Голос? Объективно? Самый обычный. Умеет петь, но обычно. Да, Ларина откопала в себе наглости зарекомендовать себя вокальным критиком. Да, ни капли не объективно.

Она пропела те же строчки и упустила последнюю букву. Бог знает, но, может, Алена упустила ее тоже. Она все равно не слышала себя. Пела и слушала, как кровь в ушах шумит. Но она пыталась! Это то, за что Алена хотела медальку. То, за что Травкин ей ее точно не даст.
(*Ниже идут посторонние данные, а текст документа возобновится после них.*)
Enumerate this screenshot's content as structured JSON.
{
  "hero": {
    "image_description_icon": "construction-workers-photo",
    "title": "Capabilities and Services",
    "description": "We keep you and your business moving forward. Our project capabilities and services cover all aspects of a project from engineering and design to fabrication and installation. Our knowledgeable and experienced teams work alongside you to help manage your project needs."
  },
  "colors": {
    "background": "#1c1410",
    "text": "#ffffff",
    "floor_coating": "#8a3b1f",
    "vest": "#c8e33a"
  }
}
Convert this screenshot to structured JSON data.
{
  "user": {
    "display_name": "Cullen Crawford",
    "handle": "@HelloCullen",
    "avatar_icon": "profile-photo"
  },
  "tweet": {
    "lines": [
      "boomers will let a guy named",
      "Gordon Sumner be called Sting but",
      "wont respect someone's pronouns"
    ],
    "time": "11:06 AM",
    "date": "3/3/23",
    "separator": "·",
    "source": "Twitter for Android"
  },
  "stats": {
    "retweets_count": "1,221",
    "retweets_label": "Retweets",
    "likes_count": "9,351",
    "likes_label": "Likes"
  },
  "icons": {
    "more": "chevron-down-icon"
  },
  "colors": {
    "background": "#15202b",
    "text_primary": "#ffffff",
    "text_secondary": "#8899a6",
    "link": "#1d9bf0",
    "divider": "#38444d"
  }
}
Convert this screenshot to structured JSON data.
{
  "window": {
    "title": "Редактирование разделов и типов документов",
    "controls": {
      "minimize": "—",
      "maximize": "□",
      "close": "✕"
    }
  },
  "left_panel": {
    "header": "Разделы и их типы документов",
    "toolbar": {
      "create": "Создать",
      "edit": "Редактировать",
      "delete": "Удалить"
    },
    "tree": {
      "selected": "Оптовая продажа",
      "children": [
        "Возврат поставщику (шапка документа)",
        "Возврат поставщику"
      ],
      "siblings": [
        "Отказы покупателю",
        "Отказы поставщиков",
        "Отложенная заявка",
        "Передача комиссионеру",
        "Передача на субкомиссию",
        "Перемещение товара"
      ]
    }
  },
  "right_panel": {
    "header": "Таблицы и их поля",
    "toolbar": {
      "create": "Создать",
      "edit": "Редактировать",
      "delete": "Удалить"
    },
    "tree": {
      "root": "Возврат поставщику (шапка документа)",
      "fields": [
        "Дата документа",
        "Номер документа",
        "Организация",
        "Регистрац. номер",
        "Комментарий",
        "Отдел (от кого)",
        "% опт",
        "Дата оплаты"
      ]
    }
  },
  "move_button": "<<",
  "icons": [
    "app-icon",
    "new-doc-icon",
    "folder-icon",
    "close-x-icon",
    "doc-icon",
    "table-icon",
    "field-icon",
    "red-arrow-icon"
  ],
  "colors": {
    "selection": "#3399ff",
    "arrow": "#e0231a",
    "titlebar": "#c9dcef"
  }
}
Он обрывает ее пение повышенным тоном.

– Плохо. Я же говорил сто раз про последнюю букву. Куда вы ее проглатываете? Ну, куда? – разнесло его на все стороны и на все голоса. Он постарался выжечь душу каждому, вместе с разведенными руками и повисшими ладонями. Он давал знать: его руки тоже разочарованы. Взгляд натыкается на Алену и чуть-чуть притупляется, расслабляется, – Ларину это не касается, – чуть спокойнее, чуть молчания. Пауза. – Но остальные. Прошу вас, – вернулся на землю и продолжил грубо и высоко, но это было неважно.

Камилла перестала слушать его классический монолог и уставилась вперед. Алена тоже смотрела вперед. Они там встретятся, впереди. Они ненавидели друг друга не здесь, а за пределами стен. Хотя бы в невесомости. И Алена чувствовала, как воздух дрожит. Дыхание Крыловой создавало помехи в общественном кислороде. Где-то там, далеко, в тридевятом королевстве, Крылова забивала Ларину учебником, как гвоздь в стену.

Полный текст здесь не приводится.